4. En deuxième lieu, aux termes de l'article 5 du décret n° 84-961 du 25 octobre 1984 relatif à la procédure disciplinaire concernant les fonctionnaires de l'Etat : " ...Le fonctionnaire et, le cas échéant, son ou ses défenseurs peuvent, à tout moment de la procédure devant le conseil de discipline, demander au président l'autorisation d'intervenir afin de présenter des observations orales. Ils doivent être invités à présenter d'ultimes observations avant que le conseil ne commence à délibérer ".

5. Si Mme C... soutient que ses droits de la défense ont été méconnus, du fait de l'absence de prise de parole par son conseil en dernier lors de la séance, il ressort du procès-verbal de la séance de la commission administrative paritaire du 22 octobre 2018 que le conseil de Mme C..., Me Roll, a pu prendre la parole en dernier pour présenter d'ultimes observations.

6. En troisième lieu, aux termes de l'article 14 de la loi n° 84-16 du 11 janvier 1984 portant dispositions statutaires relatives à la fonction publique de l'Etat : " Dans chaque corps de fonctionnaires existent une ou plusieurs commissions administratives paritaires comprenant, en nombre égal, des représentants de l'administration et des représentants du personnel... ". Selon l'article 5 du décret n° 82-451 du 28 mai 1982 relatif aux commissions administratives paritaires, ces commissions " comprennent en nombre égal des représentants de l'administration et des représentants du personnel.

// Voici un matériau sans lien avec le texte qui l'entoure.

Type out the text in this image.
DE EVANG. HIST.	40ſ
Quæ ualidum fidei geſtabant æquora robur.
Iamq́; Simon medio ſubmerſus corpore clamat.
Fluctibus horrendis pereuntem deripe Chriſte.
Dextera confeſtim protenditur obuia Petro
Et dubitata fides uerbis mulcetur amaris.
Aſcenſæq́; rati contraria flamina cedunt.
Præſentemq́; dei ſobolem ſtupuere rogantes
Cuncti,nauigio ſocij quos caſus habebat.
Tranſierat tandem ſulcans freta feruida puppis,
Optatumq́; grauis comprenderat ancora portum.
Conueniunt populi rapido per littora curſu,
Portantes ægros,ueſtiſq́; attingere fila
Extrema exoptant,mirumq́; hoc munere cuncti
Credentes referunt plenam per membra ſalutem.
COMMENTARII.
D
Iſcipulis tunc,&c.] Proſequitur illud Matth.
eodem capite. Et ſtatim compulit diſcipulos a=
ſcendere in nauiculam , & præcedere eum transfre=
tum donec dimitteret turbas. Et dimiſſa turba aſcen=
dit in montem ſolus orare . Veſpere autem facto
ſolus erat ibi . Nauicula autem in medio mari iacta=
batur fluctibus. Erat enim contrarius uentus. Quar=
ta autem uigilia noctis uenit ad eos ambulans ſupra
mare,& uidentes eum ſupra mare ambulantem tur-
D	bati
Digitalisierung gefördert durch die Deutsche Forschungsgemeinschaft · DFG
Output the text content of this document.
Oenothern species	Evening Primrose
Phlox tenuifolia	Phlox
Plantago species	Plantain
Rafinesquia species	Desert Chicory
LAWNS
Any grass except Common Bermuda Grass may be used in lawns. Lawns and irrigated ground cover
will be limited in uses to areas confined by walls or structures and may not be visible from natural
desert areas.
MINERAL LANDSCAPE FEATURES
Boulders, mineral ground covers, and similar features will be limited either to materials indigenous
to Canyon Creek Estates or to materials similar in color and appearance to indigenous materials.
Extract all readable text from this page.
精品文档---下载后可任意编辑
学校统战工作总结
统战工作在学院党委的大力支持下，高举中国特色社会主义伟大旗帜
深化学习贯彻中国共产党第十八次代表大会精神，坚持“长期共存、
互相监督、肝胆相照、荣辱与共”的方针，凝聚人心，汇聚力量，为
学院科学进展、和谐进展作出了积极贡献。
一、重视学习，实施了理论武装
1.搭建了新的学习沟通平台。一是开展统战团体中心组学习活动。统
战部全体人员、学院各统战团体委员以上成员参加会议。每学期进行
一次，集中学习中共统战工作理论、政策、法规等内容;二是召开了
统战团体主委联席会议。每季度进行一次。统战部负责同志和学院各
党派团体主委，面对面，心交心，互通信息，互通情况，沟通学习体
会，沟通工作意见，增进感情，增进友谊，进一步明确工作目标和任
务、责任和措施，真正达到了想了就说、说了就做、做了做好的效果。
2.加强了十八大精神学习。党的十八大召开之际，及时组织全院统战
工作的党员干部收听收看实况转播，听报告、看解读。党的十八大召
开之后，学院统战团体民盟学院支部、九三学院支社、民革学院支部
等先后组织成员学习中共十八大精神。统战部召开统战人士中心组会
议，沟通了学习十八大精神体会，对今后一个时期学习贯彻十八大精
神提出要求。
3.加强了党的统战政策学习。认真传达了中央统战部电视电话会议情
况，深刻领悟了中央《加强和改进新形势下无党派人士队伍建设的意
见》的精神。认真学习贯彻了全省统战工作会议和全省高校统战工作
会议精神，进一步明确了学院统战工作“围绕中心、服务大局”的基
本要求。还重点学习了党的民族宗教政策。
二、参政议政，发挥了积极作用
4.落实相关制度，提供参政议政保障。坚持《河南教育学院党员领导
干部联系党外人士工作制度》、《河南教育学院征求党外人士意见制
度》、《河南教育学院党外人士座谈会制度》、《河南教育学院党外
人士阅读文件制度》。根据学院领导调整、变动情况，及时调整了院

Elles ont des membres titulaires et un nombre égal de membres suppléants ". Aux termes de l'article 34 du même décret, dans sa version applicable : " Les commissions administratives siègent en formation restreinte lorsqu'elles sont saisies de questions résultant de l'application des articles... 67 ...de la loi du 11 janvier 1984... Dans les autres cas, elles siègent en assemblée plénière ". Selon son article 35 : " Lorsque les commissions administratives paritaires siègent en formation restreinte, seuls les membres titulaires et, éventuellement, leurs suppléants représentant le grade auquel appartient le fonctionnaire intéressé et les membres titulaires ou suppléants représentant le grade immédiatement supérieur ainsi qu'un nombre égal de représentants de l'administration sont appelés à délibérer ". Enfin, l'article 41 de ce décret dispose que : " Les commissions administratives ne délibèrent valablement qu'à la condition d'observer les règles de constitution et de fonctionnement édictées par la loi du 11 janvier 1984 portant dispositions statutaires relatives à la fonction publique de l'Etat et par le présent décret, ainsi que par le règlement intérieur. / En outre, les trois quarts au moins de leurs membres doivent être présents lors de l'ouverture de la réunion. Lorsque ce quorum n'est pas atteint, une nouvelle convocation est envoyée dans le délai de huit jours aux membres de la commission qui siège alors valablement si la moitié de ses membres sont présents ".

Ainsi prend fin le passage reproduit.